Bonus Characteristic: Clickable notifications
One other factor you’ll most likely wish to do is make your notifications clickable. Initially I assumed that clicking a notification would mechanically open up the related web page. Nonetheless, this isn’t the case. You’ll need to implement this your self in your service employee.

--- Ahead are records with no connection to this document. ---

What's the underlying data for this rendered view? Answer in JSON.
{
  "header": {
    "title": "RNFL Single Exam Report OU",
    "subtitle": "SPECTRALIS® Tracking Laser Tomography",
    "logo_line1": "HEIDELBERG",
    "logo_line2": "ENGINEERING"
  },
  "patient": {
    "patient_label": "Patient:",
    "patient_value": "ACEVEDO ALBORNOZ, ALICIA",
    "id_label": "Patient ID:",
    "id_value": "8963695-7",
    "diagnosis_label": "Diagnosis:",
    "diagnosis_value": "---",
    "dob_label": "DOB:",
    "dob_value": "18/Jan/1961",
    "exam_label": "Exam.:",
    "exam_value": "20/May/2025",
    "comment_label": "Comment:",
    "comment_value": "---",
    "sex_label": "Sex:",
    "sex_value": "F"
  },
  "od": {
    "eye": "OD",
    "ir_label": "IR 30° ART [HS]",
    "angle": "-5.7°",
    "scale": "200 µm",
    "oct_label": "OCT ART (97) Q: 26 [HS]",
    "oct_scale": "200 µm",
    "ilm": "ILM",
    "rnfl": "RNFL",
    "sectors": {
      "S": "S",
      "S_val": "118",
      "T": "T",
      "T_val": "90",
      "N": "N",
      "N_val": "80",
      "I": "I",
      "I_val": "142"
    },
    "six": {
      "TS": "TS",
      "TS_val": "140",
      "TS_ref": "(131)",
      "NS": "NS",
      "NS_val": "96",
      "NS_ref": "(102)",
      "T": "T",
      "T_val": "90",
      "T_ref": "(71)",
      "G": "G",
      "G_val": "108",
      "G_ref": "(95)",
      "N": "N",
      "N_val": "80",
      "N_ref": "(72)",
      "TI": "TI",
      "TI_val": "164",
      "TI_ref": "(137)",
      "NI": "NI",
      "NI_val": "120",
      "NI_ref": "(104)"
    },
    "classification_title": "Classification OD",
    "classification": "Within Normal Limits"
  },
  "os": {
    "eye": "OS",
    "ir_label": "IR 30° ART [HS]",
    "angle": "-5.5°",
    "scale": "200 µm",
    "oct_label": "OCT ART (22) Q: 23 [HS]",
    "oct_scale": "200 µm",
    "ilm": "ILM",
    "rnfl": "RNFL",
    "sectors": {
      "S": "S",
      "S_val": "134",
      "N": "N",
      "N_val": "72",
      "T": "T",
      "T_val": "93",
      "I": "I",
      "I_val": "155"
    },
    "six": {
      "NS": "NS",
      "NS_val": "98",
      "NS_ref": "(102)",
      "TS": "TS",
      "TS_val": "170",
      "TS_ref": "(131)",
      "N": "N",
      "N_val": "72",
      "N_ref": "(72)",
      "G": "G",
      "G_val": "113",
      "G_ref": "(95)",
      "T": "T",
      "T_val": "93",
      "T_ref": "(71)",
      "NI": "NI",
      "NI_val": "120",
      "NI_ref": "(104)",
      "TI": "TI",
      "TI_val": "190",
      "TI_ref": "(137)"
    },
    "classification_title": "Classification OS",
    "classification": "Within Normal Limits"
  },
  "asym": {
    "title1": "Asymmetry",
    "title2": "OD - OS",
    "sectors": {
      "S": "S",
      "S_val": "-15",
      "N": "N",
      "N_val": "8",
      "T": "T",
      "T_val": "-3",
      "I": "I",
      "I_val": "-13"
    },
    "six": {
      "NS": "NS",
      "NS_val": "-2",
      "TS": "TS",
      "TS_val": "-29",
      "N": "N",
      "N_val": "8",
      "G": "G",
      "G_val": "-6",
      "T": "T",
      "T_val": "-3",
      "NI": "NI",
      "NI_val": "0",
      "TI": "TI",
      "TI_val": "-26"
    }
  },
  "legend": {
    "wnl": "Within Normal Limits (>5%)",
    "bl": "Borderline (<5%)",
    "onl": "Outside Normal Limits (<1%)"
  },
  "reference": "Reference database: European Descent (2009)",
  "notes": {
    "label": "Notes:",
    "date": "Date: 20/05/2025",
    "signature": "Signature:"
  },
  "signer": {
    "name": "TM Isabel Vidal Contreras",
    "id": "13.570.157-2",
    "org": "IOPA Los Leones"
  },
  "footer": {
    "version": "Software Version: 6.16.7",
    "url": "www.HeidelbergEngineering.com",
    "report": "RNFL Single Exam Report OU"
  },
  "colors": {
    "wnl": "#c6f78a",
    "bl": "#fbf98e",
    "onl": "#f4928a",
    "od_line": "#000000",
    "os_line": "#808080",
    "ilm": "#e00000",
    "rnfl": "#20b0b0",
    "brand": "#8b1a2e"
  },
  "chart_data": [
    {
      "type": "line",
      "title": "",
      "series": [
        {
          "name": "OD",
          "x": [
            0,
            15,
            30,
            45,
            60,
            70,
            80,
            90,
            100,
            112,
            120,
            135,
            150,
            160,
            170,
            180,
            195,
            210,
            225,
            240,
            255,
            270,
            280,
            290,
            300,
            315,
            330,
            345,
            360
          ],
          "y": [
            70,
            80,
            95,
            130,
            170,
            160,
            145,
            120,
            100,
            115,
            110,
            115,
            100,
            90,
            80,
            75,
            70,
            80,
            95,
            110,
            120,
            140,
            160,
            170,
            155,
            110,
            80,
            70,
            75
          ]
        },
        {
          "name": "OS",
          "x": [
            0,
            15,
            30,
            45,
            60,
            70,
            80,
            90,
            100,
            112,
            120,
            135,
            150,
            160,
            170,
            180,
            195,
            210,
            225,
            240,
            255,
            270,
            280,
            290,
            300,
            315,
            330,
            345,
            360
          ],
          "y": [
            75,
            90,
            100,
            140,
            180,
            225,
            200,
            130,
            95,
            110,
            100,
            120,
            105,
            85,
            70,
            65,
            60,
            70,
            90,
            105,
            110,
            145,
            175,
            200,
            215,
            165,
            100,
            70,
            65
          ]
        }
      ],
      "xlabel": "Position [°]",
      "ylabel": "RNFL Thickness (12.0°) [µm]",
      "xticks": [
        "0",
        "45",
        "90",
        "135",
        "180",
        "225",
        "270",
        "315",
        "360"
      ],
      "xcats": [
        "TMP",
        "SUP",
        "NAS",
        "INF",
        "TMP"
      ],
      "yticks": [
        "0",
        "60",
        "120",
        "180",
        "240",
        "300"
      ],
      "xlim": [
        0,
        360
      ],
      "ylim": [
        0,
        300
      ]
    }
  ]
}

The code to realize this is a little more sophisticated than I anticipated. Right here’s one of the best instance I managed to seek out on-line, which ensures that the notification is cleared after clicking it, after which both opens a brand new browser occasion/tab or focuses the prevailing tab if it’s already open.
const targetUrl = '...';
self.addEventListener('notificationclick', (occasion) => {
self.console.log('notificationclick');
occasion.notification.shut(); // Android wants specific shut.
occasion.waitUntil(
shoppers.matchAll({sort: 'window'}).then( windowClients => {
// Test if there may be already a window/tab open with the goal URL
for (var i = 0; i < windowClients.size; i++) {
var consumer = windowClients[i];
// If that's the case, simply focus it.
if (consumer.url === targetUrl && 'focus' in consumer) {
return consumer.focus();
}
}
// If not, then open the goal URL in a brand new window/tab.
if (shoppers.openWindow) {
return shoppers.openWindow(targetUrl);
}
})
);
});
From my testing up to now, this appears to work properly on all browsers (Firefox, Chrome, Safari, Android, iOS).